Limits (x-min x-max y-max y-max) Leave these fields blank for the default behavior, which is to use a plotting window that contains all the points. Alternatively, you can specify a different boundary for any of the four sides. Use negative numbers for decreases and positive for increases. For example, x-min=-2 and x-max=5 means the plotting window will show genes/events decreased in the x-axis comparison up to 2-fold and increased in the x-axis comparison up to 5-fold.
Limit by ID Limit by ID allows you to restrict which points are plotted. Default is plot all points for which there are data, but you can supply a list

of IDs instead that you want to see, and only plot those points. These IDs might be, for example, the first column of a table browser from another comparison. In this way you can examine a gene set of interest within your data. The IDs can be uploaded or pasted (choose from drop-down menu). Pasted IDs can be separated by any whitespace. For uploaded IDs, the first line of the file is checked. If any (tab-separated) field matches /^cluster?id$/i (for example ID or clusterID), then that field is selected from the rest of the lines of the (tab-separated) file. Otherwise the file is parsed as whitespace-separated IDs.

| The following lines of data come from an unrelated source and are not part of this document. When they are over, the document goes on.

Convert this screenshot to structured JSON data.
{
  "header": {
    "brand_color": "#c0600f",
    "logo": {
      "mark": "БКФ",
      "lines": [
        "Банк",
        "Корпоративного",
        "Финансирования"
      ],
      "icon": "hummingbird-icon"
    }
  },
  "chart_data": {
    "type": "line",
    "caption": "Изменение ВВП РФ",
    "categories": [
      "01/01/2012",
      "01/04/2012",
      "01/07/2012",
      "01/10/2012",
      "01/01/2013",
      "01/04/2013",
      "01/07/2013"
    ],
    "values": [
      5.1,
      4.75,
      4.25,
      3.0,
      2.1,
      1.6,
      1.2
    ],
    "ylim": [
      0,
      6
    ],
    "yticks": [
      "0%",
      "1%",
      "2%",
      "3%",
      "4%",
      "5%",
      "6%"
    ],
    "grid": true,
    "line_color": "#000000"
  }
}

You can also specify, using the drop-down menu, whether you want the limit applied to the x-axis or the y-axis. This only makes a difference if the two axes are from different genomes or event types.

width Width of the image in pixels
height Height of the image in pixels
Names Check the box to add the names of the genes to the plot. Often this doesn't look good, since the names tend to crowd each other out. In that case you can get the name lists by clicking the action buttons.
y=x Add the diagonal line y=x to the plot.
y=-x Add the anti-diagonal line y=-x to the plot.